Jacques Carelman

Transposition tactile de Guernica

À part quelques traces de terres, la gamme des couleurs du Guernica de Picasso s’étend du presque-blanc au pas-tout-à-fait-noir. L’idée était de transposer tactilement cette œuvre en utilisant du papier de verre et des sables de granulation différente. La première chose à faire était d’étalonner le camaïeu de Picasso : on y distingue sept valeurs de gris, à quelques nuances près. À ces sept valeurs optiques, ordonnées de la plus claire à la plus sombre, j’ai fait correspondre sept valeurs de granulation, du plus lisse au plus grenu. J’ai ainsi obtenu une palette tactile, assez commode à utiliser avec les formes bien délimitées de Guernica. Il ne restait plus qu’à mettre mes pas dans ceux du peintre malaguène et à remplacer ses surfaces peintes par mes surfaces plus ou moins rugueuses. Le résultat a permis à l’Oupeinpo de mettre en évidence la notion de « tactilité visuelle » qui désigne l’effet obtenu sur des spectateurs « voyants », Mais, chaque fois que le tableau ainsi transformé est exposé, le public, inéluctablement, vient le toucher et le baptise « peinture pour aveugles ». Étendre la jouissance de la peinture au-delà de ses destinataires conventionnels n’est-il pas l’un des objectifs de l’Oupeinpo ?

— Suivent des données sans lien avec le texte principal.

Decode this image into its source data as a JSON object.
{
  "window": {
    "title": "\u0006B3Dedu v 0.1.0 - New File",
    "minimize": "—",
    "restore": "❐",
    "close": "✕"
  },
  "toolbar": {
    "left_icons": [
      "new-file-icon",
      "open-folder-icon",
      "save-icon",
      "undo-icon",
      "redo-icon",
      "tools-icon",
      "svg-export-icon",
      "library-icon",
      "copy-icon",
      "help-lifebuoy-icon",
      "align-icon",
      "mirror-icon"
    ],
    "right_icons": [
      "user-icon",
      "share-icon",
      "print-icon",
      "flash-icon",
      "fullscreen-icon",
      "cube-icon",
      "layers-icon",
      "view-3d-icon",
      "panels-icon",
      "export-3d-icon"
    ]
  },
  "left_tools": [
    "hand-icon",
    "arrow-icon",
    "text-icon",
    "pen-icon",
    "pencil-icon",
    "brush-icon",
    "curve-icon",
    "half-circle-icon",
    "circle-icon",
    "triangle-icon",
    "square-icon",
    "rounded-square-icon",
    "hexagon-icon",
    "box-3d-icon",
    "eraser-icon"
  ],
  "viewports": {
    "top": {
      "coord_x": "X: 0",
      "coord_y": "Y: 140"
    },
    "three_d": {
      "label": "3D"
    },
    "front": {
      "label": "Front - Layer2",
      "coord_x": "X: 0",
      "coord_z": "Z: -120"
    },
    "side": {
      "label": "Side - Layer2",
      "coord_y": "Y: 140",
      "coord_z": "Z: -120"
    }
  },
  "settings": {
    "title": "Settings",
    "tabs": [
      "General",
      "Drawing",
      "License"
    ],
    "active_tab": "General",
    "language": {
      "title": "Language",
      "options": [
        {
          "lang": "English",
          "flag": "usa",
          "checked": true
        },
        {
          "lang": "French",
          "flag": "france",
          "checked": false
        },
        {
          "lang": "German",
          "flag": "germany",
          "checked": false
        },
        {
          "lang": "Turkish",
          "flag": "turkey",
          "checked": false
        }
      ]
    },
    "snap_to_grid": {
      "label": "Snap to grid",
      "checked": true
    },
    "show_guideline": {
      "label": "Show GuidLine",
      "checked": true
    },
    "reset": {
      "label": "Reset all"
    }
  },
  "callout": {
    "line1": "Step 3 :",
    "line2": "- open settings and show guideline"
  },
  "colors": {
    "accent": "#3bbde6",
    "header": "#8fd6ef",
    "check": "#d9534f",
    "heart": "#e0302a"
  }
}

Pour la clarté de la démonstration, j’ai choisi d’appliquer la méthode d’abord à une œuvre en camaïeu. Il serait autrement périlleux (et excitant) de tenter de l’utiliser avec un Van Gogh ou un Monet.

L’Artillerie de l’Oupeinpo

Tout est affaire de proportions. En art comme dans la cuisine. L’art culinaire parle de recettestandis que dans l’Art avec un grand A, les proportions se nomment « canon ».

À travers cette contrainte, il s’agissait de remodeler le David de Michel-Ange suivant des canons empruntés à des sculptures d’époques et de cultures très différentes.

Les résultats, obtenus par des méthodes mathématiques rigoureuses, ne sont pas des exercices de style, le but final n’étant pas de refaire le David à la manière baoulée ou dans celle de Giacometti, mais de conserver (essayer de conserver serait plus exact !) la facture michelangelesque en utilisant d’autres canons.

Le « calibre » de ces derniers, dans les exemples présentés ici, correspond au nombre de têtes contenues dans la hauteur totale.